No one could ever accuse conveyancing of being at the forefront of innovation. After all, its last major shake-up was the introduction of registered land … in 1925. But following the first property purchase by Bitcoin at the end of last year and the recent announcement that the Land Registry is exploring how it can use blockchain technology, that may be about to change. In this blog, I look at how cryptocurrency and blockchain are set to transform the sale and purchase of property in the UK – for the better.

The first purchase of a UK property using Bitcoin took place in December last year. A four-bedroom house in Colchester was bought by a man in his 20s who is said to have "made a killing" in Bitcoin and wanted to convert his digital windfall into good old bricks and mortar. What's more, the Land Registry agreed to let the buyer have the price he paid recorded in Bitcoins rather than pounds sterling.

Technology is changing how we buy and sell property in the UK. Before explaining why I think this is a good thing, let's start by clarifying for the uninitiated what blockchain and cryptocurrencies (such as Bitcoin) are.

In broad terms, blockchain is digital encryption technology used to store data in a way that is incorruptible. Or, as Wikipedia puts it: "A blockchain is a growing list of records, called blocks, which are linked using cryptography. Each block contains a cryptographic hash of the previous block, a timestamp, and transaction data. By design, a blockchain is resistant to modification of the data."

Cryptocurrencies, such as Bitcoin, are digital currencies that use blockchain technology to secure financial transactions.

What is the relevance of blockchains and cryptocurrencies to conveyancing you ask?

Blockchain is already being used in conveyancing transactions. The Law Society Gazette reported last October that a Swansea dentist became the first property buyer in the UK to exchange contracts digitally using blockchain technology. The buyer acquired a commercial property in Trowbridge through, an online property auction website. The Gazette reported that "the purchase was completed three days after the property went on the market, in a transaction that was recorded across a blockchain-secured shared ledger in four seconds".

Ripples are already being felt in the traditional auction market. An article in Property in September claims that blockchain will lead to the demise of ballroom auctions and that they will all move online. Lambert Smith Hampton has already taken this step. Says Property Week: "To create the ultimate level of trust, one needs blockchain; and to use blockchain, one needs electronic data, such as online legal offers and contracts."

The Land Registry has not been slow to respond. Last week it announced that it is exploring "how the innovative use of technology, such as blockchain, distributed ledgers and smart contracts, could revolutionise the land registration and property buy-sell process". The Land Registry is hopeful it will lead to a faster, simpler and cheaper land registration process.

Quicker, simpler property transactions can only be a good thing and if blockchain can help this process all well and good.

How does cryptocurrency fit into the picture?

Fraud is a big issue in the property market. So much so that last year the government and the Law Society issued a joint note advising conveyancing solicitors how to spot and avoid it. I certainly wouldn't suggest blockchain and cryptocurrencies are a panacea in this respect, but they can certainly play their part.
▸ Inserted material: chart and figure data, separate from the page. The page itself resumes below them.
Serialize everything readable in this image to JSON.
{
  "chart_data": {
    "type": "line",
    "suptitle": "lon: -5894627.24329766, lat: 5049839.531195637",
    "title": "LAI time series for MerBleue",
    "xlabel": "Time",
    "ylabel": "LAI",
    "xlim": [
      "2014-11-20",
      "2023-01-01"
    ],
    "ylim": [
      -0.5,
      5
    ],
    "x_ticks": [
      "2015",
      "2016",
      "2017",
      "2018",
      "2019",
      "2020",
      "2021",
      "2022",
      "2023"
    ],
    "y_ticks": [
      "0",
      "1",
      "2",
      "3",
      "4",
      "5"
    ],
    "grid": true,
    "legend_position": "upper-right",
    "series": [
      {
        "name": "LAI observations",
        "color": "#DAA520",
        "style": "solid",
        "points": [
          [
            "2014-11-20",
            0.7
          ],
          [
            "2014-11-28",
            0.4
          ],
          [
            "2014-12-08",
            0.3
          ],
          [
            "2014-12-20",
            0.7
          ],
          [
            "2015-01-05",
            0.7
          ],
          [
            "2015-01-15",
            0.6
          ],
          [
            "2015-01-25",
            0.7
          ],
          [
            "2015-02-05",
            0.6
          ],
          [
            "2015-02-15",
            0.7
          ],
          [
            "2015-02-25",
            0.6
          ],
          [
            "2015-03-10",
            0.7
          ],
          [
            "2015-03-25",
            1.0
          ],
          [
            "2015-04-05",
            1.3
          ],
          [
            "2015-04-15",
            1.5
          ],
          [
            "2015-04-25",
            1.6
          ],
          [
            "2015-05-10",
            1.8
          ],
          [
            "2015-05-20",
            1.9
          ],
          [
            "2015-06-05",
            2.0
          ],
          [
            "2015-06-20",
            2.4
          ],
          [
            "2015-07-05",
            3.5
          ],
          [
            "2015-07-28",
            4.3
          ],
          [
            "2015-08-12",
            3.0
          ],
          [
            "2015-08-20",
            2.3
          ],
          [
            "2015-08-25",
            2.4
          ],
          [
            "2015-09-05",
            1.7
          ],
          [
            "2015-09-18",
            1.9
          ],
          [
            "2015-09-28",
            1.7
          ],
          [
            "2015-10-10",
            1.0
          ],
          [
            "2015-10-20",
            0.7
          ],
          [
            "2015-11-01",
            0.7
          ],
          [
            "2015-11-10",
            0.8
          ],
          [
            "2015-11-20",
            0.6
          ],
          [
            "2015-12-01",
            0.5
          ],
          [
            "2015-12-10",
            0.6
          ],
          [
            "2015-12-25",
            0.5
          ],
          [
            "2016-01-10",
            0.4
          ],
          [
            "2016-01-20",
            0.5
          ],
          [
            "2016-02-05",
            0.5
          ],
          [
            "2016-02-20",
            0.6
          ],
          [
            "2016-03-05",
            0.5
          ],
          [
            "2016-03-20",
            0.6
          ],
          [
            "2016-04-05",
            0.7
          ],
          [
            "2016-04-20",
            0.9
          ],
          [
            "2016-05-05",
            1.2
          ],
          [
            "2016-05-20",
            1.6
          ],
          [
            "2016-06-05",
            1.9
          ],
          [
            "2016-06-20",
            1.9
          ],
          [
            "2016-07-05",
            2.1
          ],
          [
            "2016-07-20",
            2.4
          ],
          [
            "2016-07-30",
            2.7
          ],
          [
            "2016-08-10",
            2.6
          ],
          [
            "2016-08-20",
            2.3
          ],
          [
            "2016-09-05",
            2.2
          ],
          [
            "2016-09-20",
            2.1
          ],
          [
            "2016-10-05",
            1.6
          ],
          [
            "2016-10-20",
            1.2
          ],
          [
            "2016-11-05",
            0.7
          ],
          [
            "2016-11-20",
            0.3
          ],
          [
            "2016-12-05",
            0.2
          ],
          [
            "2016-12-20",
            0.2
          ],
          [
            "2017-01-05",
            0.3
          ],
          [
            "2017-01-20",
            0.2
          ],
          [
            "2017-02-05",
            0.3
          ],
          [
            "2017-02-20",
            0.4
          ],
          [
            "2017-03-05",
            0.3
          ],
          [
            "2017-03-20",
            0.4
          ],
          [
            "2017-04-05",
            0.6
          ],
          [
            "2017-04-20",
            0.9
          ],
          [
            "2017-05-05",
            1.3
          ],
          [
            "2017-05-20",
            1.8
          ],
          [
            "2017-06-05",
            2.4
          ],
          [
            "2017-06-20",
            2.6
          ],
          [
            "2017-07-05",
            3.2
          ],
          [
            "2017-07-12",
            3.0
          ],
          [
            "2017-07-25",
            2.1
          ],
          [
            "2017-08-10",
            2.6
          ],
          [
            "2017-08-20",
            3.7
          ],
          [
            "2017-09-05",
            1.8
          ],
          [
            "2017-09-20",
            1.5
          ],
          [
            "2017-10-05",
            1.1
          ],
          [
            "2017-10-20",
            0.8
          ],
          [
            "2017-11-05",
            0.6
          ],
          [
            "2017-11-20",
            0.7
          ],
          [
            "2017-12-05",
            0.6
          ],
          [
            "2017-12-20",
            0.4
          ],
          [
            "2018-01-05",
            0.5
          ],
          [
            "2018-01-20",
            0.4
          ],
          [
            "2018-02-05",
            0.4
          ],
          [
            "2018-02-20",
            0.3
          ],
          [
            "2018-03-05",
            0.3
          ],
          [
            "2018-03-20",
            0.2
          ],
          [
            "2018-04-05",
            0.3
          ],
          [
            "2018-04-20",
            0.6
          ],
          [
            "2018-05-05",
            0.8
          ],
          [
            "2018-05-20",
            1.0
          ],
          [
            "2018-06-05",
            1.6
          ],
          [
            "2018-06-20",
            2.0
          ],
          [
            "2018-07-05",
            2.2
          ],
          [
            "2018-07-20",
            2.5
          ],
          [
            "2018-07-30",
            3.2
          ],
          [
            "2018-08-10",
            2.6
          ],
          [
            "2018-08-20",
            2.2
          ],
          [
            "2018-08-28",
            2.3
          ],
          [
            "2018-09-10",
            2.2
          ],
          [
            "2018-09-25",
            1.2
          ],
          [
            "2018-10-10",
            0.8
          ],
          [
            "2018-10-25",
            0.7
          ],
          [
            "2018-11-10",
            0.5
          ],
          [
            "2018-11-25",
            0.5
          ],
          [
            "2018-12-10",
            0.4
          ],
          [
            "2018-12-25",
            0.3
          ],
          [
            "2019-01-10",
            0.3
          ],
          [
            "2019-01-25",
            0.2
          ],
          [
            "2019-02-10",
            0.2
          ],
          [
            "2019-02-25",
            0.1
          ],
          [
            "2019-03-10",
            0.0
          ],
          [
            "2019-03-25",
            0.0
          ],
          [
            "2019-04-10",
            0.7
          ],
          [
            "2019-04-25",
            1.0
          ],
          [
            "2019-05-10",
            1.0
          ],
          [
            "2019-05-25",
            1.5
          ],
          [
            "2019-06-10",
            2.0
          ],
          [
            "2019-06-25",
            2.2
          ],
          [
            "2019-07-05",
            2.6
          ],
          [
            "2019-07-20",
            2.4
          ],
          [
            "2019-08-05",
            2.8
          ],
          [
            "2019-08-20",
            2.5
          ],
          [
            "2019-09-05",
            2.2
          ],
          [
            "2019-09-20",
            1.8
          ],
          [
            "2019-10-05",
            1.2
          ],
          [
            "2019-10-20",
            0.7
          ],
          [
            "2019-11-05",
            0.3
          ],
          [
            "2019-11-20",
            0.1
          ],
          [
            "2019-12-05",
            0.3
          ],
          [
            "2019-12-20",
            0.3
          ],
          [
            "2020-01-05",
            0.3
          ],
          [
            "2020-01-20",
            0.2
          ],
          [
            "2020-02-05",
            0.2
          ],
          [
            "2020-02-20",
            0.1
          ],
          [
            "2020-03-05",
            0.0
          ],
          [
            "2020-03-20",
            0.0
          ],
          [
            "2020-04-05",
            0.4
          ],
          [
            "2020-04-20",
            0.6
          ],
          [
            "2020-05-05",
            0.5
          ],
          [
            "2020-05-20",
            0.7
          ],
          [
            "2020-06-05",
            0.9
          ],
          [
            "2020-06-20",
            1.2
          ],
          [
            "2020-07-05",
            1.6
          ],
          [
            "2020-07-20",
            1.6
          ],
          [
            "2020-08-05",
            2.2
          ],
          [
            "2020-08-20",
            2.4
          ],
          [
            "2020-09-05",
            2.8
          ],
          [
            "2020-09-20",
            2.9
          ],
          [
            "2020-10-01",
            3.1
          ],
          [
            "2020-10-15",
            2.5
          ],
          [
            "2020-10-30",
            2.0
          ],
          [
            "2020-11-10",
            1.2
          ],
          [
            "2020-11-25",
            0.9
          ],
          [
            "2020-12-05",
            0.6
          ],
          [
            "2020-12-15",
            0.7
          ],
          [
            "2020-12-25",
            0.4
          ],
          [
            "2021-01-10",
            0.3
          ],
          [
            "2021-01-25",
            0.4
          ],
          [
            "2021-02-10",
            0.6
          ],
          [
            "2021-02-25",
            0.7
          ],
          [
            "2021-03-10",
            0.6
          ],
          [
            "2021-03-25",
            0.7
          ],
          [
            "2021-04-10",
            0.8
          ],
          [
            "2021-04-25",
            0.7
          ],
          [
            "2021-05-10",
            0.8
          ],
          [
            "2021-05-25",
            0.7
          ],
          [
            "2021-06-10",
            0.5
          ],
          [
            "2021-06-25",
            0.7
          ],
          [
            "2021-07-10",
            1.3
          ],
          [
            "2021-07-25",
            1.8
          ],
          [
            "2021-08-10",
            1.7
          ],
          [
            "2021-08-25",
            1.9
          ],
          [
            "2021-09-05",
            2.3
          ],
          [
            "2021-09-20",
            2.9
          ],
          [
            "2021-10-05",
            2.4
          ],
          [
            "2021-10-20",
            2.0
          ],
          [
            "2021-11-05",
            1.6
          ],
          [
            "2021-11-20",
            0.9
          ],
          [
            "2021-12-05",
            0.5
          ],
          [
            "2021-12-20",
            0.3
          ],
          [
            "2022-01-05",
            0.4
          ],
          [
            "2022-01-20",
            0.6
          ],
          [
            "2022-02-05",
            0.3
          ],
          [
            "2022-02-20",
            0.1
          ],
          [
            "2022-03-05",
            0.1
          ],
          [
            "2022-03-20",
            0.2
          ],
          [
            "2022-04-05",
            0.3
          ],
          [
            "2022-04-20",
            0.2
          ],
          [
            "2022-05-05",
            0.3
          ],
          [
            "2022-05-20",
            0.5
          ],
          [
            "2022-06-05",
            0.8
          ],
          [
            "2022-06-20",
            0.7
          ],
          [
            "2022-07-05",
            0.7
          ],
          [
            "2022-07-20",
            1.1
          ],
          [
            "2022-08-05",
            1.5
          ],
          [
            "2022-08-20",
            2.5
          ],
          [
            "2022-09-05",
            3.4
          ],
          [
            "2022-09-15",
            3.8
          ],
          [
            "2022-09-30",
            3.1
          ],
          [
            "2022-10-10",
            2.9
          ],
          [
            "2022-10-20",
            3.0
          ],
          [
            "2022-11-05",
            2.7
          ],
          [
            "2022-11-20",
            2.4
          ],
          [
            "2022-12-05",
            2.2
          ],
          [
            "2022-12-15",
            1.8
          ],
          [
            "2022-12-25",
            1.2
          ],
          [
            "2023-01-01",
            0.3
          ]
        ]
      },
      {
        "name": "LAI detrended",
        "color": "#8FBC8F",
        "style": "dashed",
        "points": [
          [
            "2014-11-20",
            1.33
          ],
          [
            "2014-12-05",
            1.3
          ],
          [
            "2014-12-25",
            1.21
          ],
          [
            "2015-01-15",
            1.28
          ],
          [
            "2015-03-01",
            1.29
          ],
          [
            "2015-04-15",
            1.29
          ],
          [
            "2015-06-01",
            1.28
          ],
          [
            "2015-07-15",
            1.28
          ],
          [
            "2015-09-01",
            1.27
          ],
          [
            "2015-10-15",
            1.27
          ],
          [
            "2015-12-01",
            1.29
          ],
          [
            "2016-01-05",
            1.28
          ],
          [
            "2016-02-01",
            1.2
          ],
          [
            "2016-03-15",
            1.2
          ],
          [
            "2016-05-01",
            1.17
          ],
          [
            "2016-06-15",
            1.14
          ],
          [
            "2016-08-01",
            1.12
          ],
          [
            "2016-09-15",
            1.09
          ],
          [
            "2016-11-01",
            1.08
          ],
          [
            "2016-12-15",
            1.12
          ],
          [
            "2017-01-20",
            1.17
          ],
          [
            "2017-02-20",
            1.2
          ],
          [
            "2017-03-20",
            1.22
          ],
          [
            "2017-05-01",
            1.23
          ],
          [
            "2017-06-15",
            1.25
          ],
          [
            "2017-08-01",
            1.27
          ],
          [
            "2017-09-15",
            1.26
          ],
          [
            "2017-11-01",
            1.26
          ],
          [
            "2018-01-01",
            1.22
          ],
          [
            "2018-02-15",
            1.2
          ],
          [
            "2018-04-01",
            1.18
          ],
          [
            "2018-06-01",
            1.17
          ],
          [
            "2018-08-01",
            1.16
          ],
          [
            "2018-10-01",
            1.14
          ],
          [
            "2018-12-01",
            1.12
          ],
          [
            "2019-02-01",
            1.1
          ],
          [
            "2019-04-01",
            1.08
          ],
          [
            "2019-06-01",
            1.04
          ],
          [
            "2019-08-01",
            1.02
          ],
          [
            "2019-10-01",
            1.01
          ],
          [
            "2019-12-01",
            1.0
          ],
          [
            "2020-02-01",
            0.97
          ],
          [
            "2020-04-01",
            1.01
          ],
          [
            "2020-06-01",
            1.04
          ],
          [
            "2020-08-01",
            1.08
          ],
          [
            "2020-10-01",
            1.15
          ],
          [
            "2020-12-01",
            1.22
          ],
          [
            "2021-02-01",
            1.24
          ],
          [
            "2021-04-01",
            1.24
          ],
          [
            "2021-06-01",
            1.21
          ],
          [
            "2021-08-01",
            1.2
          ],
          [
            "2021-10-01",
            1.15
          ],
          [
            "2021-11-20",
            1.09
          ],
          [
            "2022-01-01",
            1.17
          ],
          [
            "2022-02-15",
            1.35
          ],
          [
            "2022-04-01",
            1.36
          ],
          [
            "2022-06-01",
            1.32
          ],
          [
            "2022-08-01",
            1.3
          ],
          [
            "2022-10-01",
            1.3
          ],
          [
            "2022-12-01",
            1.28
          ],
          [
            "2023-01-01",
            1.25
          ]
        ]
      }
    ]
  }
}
The Land Registry's adoption (in due course, hopefully) of blockchain technology may help overcome title-related fraud. Similarly, cryptocurrencies could assist on the financial side. One of their main advantages are that due to blockchain encryption, cryptocurrencies cannot be counterfeited and transfers cannot be reversed.

Other benefits include:

  • 1.  Decentralisation. Each cryptocurrency is managed within its own network rather than by a central authority such as the government, which could in theory seize your money. In 2013 the Central Bank of Cyprus announced that it was going to seize uninsured deposits of more than $100,000 in order to help it recapitalise during its economic crisis. This couldn't happen with a cryptocurrency.

  • 2.  The fact that cryptocurrencies run through the internet and are a global currency mean they are not subject to exchange, bank or transfer fees.

Needless to say, conveyancing and the use of technology is an evolving process and one I will be watching with interest over the months and years ahead.